Raisaro Jean Louis, Tramèr Florian, Ji Zhanglong, Bu Diyue, Zhao Yongan, Carey Knox, Lloyd David, Sofia Heidi, Baker Dixie, Flicek Paul, Shringarpure Suyash, Bustamante Carlos, Wang Shuang, Jiang Xiaoqian, Ohno-Machado Lucila, Tang Haixu, Wang XiaoFeng, Hubaux Jean-Pierre
School of Computer and Communication Sciences, École Polytechnique Fédérale de Lausanne, Lausanne, Switzerland.
Health Science Department of Biomedical Informatics, University of California San Diego, San Diego, CA, USA.
J Am Med Inform Assoc. 2017 Jul 1;24(4):799-805. doi: 10.1093/jamia/ocw167.

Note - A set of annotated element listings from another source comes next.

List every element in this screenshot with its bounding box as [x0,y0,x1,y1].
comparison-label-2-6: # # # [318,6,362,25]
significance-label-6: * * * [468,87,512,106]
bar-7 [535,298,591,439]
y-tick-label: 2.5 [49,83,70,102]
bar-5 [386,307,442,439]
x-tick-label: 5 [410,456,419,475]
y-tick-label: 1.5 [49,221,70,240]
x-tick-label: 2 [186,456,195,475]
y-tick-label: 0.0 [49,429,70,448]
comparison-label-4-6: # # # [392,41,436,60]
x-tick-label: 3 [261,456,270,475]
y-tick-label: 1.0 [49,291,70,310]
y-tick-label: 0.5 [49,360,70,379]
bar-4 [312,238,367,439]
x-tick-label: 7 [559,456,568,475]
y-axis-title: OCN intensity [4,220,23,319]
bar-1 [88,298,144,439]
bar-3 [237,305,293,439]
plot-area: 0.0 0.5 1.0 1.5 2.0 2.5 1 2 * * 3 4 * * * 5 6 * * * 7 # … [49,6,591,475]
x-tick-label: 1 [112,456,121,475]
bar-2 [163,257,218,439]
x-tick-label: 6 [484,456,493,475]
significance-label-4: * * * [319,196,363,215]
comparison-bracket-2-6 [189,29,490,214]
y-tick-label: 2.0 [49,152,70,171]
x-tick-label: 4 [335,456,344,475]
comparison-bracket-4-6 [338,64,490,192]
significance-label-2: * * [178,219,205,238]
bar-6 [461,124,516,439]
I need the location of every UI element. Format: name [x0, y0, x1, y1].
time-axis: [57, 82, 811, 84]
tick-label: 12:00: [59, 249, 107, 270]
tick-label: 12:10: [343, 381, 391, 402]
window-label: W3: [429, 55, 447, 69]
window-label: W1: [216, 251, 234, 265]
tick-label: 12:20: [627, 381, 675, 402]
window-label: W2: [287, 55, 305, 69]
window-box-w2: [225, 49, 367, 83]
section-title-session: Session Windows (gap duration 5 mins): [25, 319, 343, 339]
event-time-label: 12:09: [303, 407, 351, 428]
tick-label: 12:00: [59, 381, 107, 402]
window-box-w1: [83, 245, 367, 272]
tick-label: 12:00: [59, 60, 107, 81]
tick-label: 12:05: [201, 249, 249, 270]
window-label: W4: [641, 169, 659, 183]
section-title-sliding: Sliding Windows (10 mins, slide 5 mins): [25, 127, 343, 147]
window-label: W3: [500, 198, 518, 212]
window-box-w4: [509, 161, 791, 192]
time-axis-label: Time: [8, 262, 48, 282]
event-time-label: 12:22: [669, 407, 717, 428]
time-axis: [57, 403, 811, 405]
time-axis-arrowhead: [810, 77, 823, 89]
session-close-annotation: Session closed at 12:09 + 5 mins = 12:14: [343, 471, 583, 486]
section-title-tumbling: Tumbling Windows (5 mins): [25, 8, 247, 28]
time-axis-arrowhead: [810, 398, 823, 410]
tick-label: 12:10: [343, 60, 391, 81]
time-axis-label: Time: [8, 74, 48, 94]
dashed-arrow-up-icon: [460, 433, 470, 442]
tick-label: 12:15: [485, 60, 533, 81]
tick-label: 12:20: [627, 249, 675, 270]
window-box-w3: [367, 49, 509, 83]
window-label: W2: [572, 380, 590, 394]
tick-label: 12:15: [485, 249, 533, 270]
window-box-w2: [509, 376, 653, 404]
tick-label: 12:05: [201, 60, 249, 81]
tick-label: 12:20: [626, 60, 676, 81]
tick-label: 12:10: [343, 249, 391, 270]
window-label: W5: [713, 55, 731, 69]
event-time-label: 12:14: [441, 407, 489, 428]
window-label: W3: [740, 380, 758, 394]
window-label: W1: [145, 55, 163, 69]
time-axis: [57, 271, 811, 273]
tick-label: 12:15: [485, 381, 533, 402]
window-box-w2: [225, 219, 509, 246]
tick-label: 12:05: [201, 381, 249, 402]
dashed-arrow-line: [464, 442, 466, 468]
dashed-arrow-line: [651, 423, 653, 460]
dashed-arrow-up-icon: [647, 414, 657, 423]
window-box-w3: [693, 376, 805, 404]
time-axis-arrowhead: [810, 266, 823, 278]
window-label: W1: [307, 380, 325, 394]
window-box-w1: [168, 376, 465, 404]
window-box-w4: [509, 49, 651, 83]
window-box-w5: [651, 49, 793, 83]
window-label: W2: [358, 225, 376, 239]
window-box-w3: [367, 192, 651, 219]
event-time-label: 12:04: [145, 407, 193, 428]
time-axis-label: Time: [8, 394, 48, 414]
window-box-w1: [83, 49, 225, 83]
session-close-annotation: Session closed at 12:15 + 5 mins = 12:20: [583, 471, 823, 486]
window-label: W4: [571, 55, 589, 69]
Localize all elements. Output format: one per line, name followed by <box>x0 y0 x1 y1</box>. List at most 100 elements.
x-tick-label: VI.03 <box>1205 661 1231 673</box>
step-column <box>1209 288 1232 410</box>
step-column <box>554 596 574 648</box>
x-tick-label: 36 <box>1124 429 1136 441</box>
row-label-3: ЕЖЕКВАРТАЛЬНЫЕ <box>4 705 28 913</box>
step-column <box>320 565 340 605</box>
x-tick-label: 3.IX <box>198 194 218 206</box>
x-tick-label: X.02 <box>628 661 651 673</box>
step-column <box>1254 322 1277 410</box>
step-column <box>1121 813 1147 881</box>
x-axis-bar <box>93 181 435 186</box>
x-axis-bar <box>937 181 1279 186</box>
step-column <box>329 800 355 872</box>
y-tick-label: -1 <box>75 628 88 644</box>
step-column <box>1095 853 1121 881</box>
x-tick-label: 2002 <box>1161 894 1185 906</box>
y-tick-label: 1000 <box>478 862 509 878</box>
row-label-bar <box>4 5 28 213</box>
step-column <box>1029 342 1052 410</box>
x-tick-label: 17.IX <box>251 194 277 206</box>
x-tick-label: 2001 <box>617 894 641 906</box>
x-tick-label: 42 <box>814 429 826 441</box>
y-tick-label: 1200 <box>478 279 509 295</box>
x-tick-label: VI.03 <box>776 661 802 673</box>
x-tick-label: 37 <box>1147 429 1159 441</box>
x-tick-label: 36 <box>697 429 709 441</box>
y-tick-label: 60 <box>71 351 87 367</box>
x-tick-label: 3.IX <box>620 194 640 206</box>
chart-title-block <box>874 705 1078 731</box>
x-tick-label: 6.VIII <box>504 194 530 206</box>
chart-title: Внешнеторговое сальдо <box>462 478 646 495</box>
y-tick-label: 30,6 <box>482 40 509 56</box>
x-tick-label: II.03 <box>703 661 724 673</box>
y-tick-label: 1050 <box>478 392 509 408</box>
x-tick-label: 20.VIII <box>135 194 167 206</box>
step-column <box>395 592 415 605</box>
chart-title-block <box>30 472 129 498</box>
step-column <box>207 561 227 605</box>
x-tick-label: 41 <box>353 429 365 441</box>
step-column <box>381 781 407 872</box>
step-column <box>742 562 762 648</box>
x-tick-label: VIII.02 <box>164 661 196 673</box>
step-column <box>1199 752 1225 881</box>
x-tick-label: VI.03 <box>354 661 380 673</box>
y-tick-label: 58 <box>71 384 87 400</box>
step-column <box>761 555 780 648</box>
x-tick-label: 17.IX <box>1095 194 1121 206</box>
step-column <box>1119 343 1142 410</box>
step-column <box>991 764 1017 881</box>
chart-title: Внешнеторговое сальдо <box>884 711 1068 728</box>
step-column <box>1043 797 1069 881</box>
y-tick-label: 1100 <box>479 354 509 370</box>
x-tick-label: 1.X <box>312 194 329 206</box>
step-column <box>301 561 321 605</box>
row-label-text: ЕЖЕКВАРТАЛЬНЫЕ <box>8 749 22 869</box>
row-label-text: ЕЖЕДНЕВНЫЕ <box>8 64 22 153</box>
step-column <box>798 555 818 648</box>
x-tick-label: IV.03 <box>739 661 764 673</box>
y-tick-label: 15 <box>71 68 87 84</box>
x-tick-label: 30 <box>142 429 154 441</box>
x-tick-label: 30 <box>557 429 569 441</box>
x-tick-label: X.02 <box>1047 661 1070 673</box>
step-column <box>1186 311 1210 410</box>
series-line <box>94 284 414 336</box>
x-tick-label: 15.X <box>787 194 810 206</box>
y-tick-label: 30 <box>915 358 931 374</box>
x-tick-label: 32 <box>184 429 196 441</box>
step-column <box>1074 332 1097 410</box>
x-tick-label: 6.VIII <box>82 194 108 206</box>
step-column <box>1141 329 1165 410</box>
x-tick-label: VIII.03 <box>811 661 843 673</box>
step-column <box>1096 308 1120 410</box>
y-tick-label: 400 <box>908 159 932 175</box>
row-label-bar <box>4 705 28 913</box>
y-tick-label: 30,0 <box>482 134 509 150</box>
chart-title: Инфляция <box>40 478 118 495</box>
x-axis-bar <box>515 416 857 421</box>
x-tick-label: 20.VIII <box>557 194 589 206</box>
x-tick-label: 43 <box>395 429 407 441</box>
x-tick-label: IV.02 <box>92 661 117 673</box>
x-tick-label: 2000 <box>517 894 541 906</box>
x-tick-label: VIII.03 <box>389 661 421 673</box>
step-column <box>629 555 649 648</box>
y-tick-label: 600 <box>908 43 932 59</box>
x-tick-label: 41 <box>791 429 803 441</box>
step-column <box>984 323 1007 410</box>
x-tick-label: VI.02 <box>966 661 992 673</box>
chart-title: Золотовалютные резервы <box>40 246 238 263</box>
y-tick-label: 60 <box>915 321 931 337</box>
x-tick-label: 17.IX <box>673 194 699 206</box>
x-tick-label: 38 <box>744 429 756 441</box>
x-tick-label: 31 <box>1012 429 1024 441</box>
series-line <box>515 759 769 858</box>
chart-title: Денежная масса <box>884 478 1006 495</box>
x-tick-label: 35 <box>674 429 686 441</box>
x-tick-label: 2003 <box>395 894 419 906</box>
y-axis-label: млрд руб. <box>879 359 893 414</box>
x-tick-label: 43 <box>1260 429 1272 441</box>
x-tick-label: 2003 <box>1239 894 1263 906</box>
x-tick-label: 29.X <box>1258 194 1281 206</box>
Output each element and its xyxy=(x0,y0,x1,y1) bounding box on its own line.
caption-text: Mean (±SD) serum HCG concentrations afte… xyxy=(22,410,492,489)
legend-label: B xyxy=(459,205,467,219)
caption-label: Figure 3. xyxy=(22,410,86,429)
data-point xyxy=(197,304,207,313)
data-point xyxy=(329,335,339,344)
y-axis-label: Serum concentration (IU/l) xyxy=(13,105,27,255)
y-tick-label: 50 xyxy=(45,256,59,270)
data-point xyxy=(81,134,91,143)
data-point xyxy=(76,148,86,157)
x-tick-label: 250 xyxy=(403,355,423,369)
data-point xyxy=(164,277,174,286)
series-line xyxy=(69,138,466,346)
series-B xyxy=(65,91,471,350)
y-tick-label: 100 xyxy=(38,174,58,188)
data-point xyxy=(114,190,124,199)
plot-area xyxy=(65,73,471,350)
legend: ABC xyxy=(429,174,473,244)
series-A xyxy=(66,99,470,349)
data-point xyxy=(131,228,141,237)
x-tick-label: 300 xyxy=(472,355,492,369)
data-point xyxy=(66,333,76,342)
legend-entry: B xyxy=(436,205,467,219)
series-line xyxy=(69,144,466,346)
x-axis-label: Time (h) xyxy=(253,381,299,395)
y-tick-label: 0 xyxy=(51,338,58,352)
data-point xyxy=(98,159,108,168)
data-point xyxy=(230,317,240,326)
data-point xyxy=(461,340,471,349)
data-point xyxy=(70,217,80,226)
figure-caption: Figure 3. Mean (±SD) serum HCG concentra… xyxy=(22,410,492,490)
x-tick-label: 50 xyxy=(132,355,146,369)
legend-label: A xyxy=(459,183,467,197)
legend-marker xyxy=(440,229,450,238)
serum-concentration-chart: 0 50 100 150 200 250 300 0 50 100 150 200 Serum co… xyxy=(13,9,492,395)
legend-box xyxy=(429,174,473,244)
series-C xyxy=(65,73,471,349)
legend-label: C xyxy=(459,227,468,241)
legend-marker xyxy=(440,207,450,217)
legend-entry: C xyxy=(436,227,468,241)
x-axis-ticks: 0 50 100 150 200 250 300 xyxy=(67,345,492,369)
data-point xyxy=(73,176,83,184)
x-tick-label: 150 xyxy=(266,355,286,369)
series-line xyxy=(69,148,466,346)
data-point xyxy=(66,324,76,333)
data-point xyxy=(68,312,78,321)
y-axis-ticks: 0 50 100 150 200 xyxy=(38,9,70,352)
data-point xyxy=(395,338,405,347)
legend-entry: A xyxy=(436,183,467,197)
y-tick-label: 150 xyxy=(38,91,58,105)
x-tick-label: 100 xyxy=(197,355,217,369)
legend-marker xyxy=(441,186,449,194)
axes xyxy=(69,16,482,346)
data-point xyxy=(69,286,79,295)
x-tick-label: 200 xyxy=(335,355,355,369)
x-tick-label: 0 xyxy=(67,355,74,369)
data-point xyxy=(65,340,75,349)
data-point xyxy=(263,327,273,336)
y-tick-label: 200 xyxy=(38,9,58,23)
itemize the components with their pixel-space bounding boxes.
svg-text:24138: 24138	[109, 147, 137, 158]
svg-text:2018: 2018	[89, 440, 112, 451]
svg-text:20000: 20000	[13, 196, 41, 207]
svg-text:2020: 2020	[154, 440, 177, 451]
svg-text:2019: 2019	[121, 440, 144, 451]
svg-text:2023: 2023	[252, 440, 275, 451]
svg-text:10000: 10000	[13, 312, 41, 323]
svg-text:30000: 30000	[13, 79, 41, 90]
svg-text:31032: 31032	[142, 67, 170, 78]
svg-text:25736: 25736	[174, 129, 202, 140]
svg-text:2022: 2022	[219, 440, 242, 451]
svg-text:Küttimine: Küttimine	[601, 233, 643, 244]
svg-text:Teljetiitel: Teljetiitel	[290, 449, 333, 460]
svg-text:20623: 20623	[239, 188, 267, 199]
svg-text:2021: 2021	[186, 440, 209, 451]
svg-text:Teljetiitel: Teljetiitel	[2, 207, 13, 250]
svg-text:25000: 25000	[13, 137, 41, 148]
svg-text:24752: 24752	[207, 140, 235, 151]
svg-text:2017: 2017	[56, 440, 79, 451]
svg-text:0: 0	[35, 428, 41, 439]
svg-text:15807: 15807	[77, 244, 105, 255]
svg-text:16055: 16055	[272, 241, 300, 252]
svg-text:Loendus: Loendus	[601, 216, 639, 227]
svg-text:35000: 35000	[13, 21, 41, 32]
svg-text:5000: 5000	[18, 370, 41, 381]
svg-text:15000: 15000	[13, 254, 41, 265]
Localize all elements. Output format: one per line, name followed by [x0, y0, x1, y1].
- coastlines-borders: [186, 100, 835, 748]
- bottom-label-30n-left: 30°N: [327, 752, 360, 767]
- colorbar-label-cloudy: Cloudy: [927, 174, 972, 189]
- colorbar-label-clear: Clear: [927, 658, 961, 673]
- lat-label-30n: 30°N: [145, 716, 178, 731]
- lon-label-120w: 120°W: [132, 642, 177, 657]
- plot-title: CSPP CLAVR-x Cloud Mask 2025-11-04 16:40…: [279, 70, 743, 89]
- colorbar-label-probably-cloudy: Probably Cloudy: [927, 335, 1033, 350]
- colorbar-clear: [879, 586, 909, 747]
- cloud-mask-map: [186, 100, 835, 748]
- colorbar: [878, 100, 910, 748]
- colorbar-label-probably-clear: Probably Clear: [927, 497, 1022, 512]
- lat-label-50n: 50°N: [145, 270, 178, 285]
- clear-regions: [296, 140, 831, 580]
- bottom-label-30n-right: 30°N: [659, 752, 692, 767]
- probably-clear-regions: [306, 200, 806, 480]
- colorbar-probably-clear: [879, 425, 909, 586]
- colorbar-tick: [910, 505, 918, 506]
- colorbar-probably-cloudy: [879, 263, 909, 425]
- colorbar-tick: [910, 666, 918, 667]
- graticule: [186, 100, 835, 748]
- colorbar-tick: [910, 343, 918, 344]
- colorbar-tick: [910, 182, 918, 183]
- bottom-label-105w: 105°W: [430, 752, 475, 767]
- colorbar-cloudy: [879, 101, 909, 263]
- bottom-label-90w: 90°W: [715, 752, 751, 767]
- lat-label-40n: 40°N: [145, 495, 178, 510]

The Global Alliance for Genomics and Health (GA4GH) created the Beacon Project as a means of testing the willingness of data holders to share genetic data in the simplest technical context-a query for the presence of a specified nucleotide at a given position within a chromosome. Each participating site (or "beacon") is responsible for assuring that genomic data are exposed through the Beacon service only with the permission of the individual to whom the data pertains and in accordance with the GA4GH policy and standards.While recognizing the inference risks associated with large-scale data aggregation, and the fact that some beacons contain sensitive phenotypic associations that increase privacy risk, the GA4GH adjudged the risk of re-identification based on the binary yes/no allele-presence query responses as acceptable. However, recent work demonstrated that, given a beacon with specific characteristics (including relatively small sample size and an adversary who possesses an individual's whole genome sequence), the individual's membership in a beacon can be inferred through repeated queries for variants present in the individual's genome.In this paper, we propose three practical strategies for reducing re-identification risks in beacons. The first two strategies manipulate the beacon such that the presence of rare alleles is obscured; the third strategy budgets the number of accesses per user for each individual genome. Using a beacon containing data from the 1000 Genomes Project, we demonstrate that the proposed strategies can effectively reduce re-identification risk in beacon-like datasets.
全球基因组与健康联盟(GA4GH)创建了灯塔计划,作为在最简单的技术环境中测试数据持有者共享遗传数据意愿的一种方式——查询染色体上给定位置是否存在特定核苷酸。每个参与站点(或“灯塔”)负责确保仅在数据所涉及的个人许可下,并根据GA4GH政策和标准,通过灯塔服务公开基因组数据。虽然认识到与大规模数据聚合相关的推断风险,以及一些灯塔包含会增加隐私风险的敏感表型关联这一事实,但GA4GH判定基于二元是/否等位基因存在查询响应的重新识别风险是可以接受的。然而,最近的研究表明,对于具有特定特征的灯塔(包括相对较小的样本量以及拥有个人全基因组序列的对手),通过对个人基因组中存在的变异进行重复查询,可以推断出个人是否属于某个灯塔。在本文中,我们提出了三种降低灯塔中重新识别风险的实用策略。前两种策略对灯塔进行操作,以使罕见等位基因的存在变得模糊;第三种策略为每个个体基因组的每个用户访问次数设定预算。使用包含来自千人基因组计划数据的灯塔,我们证明了所提出的策略可以有效降低类似灯塔数据集的重新识别风险。